Watching this brilliant film for the first time tonight, I have developed a theory regarding the often lukewarm responses I have previously seen towards this, the last in the Pegg/Frost/Wright 'Cornetto Trilogy' of films.
The reason why some do not rate this quite highly is I may feel due to an age/generational thing.
Warning this blog post contains...
Shaun of the Dead and Hot Fuzz were vibrant balls out movies. Fresh and innovative, they spoke across the generations, specifically the 20s/early 30s slackers I grant you, but they also appealed to kids obsessed with zombies and comedic violence. As spoofs of such genres they offered little more and they didn't need to; they were perfect and did just what was required of them.
But The World's End is a film about a different generation, the generation Pegg et al now find themselves in, a generation I'm about 5 or so years shy of, and yet I found myself empathising utterly. Perhaps because I was literally a child of the 80s and 90s and perhaps because I was of the Spaced generation. As such, I feel the large teen following who have grew up with Shaun and Fuzz were a bit surprised and bemused to find an elegiac tone to the finale, but I think it is decidedly fitting in two ways; one, of course they should concern themselves with their own age and experience and two, a finale of anything is just the right time for an elegy.

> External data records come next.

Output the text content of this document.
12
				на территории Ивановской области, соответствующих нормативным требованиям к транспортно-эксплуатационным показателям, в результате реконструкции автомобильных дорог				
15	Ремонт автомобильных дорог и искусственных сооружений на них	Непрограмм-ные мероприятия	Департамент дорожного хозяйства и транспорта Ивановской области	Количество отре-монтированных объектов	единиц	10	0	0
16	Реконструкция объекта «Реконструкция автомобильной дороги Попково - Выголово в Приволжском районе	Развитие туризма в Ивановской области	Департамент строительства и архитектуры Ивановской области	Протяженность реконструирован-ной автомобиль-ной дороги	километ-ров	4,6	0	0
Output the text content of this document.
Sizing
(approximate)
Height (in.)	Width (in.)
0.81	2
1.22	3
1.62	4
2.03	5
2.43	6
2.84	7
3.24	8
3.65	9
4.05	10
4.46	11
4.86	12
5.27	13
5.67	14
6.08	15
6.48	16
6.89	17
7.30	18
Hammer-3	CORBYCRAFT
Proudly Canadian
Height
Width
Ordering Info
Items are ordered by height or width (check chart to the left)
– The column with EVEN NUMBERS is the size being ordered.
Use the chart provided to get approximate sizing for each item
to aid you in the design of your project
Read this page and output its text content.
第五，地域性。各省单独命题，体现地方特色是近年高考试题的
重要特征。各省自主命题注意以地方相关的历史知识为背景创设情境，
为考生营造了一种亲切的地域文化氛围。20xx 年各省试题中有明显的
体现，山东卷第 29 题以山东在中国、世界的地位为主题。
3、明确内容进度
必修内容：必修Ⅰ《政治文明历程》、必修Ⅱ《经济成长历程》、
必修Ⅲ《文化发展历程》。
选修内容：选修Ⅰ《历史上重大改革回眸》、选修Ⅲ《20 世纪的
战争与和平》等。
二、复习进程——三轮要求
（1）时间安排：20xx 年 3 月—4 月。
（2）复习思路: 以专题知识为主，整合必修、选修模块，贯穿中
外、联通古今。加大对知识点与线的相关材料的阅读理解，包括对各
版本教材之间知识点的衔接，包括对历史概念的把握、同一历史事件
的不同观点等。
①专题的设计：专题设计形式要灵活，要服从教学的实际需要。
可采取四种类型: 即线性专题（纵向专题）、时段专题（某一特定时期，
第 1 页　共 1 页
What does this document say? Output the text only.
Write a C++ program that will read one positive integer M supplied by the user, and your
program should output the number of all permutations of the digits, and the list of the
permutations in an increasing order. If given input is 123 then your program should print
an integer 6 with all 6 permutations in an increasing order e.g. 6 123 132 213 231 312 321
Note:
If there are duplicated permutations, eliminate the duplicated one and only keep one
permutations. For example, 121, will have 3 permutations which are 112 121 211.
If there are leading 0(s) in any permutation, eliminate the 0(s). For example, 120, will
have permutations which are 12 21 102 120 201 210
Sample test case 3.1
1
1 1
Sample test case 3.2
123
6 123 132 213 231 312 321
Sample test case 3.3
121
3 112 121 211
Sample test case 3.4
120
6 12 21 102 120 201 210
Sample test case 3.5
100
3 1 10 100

I loved the characters, I know those characters. I hate to say it but I saw a little bit of myself in the overcoat wearing permanent adolescent that is Gary King. I'm 34, I'm single and I've watched my friends fall in love, marry, buy a house, have kids, split up and divorce over the years whilst I remain in a loop at that first category. And I loved the allusions and references that litter the film. It's something the trio have been doing ever since Spaced and I do believe it reached quite a pinnacle here with references not just to their previous works but also to King Arthur - as any student of Malory will surely appreciate 'the once and future king' tag so in tune with the surnames - the folkloric social myths of pub crawls and drinking/pub vernacular throughout ('empties' and the fear of well loved placed being 'starbucked') all played out against plot trappings worthy of John Wyndham. I also liked the subtle hints and digs towards the new towns of Herts the film was shot in and how, in the final moments, Goth rock loving King's little band resembles Stevenage's finest (not much that is fine in that town eh?) The Fields of Nephilim! Which also reminds me; Fucking excellent soundtrack....seriously, the tracks of my years. When The Sundays kicked in I was in heaven...shame Pierce Brosnan had to drawl on all over it mind with his voice like a goose farting in the fog.
I also wonder if this one, dealing as it does so specifically with British life harking back to the early 90s, alienated (pun not intended) some fans across the pond who may have felt lost at some of the references, pub culture or the soundtrack.
It's not a perfect movie, and I can see why some are critical, I'm not sure the Terry Gilliam-esque finale in which our heroes stand before the disembodied voice of Bill Nighy as a greater alien intelligence (who has, rather satisfyingly, been responsible for all our technological advancements) truly works and I actually felt less concerned for the fates of some characters than I did back in Shaun strangely. I also feel that, on the whole, Frost always plays a better fool than Pegg does. He seems more suited to the role of the guy who will lead someone astray, so the comedic persona swap here wasn't as successful or believable, though it was perhaps understandable - Pegg now being a bigger box office name may mean a desire for him to have the better gags/more to do.
I waited some time before watching this, largely because of some reviews and word of mouth, and now I rather wish I hadn't. As with Shaun of The Dead and Hot Fuzz before it (and specifically Shaun, as this feels the closest to that movie, indeed it could easily have been a sequel to it - Shaun, dumped remains adrift in his adult juvenalia) it's a rip roaring comedic ride. It's the end of an era though, and perhaps seeing Steve Oram and Alice Lowe in cameos here - having previously starred in and written the Edgar Wright produced, Ben Wheatley comedy Sightseers points to the next era of Britcom on film.